J. B. PRIESTLEY – The Old Dark House. Harper, hardcover, 1928. Published in the UK as Benighted (Heinemann, hardcover, 1927). Films: Universal, 1932; Hammer, 1963.

   It’s been a season for reading some Old Chestnuts, the first of which was J.B. Priestley’s The Old Dark House,  which turned out to be a neatly – perhaps too neatly — constructed variation on the … well, on the Old Dark House theme, with a group of disparate travelers stuck on a dark and stormy night in a remote mansion inhabited by an equally disparate household of lunatics, criminals and potential killers.

   This was hoary stuff even in the 20s, and Priestley’s stated intent was to use the shuddery conventions as a showcase for his talents with Character and Dialogue, which he does — a little too clearly.

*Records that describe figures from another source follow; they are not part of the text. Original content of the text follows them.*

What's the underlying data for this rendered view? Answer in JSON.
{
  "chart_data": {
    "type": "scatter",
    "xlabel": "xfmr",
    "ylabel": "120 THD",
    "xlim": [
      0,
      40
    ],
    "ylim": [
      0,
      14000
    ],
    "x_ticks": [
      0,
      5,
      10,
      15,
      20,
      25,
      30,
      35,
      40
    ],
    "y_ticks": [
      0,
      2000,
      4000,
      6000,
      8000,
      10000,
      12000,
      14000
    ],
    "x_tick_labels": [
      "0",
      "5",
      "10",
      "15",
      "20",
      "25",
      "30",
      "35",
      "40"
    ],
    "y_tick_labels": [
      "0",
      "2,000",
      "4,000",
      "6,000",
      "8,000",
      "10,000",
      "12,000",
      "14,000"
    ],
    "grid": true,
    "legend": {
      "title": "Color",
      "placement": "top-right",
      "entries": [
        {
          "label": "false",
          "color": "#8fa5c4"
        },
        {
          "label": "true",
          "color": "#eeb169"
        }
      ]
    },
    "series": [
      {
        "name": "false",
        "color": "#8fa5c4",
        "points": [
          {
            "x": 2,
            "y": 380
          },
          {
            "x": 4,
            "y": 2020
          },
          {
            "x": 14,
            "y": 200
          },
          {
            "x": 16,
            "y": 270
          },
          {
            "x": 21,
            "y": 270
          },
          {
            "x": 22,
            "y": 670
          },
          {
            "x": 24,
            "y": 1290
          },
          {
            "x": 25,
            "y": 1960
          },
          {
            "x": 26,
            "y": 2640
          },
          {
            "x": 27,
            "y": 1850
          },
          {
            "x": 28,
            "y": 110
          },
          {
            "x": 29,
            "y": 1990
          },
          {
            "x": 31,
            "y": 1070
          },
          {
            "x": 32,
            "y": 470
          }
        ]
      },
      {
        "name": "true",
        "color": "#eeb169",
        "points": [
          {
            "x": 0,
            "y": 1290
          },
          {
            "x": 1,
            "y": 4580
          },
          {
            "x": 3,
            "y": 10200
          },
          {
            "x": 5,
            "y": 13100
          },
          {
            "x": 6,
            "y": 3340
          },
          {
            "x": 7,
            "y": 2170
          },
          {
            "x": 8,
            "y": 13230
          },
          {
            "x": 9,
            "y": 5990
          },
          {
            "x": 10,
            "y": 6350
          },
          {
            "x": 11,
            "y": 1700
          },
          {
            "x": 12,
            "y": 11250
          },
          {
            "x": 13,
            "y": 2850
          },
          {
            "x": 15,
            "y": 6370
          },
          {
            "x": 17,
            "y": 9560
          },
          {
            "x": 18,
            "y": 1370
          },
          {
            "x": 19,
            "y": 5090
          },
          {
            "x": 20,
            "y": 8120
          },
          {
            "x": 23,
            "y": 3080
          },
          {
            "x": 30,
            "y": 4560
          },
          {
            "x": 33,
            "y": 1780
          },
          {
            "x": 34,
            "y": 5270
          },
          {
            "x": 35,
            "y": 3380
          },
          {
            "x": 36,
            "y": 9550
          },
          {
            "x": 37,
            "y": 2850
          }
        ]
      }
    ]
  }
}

One is sometimes reminded a bit forcefully that these are all supposed to be Honest-To-Gawd Characters, and their lines intended to be Highly Dramatic and Very Important.

   Still, as a writer J.B. was no slouch, and The Old Dark House does offer its share of clever talk and sho’ ’nuff thrills; indeed, the Chills are cunningly crafted to appear in ascending order, with effective foreshadowing and a resolution that is entirely too pat, but handled rather well.

   There is a very fine scene late in the book, with the surviving characters, exhausted by their Night of Horrors but too wrought-up to sleep, slumped exhausted in musty armchairs, trying to find some meaning in all this as they prepare to face a gray and uncompromising dawn. And if the preceding pages aren’t all up to that level of writing, well, at least they aren’t a chore to get through.

— Reprinted from A Shropshire Sleuth #78, July 1996.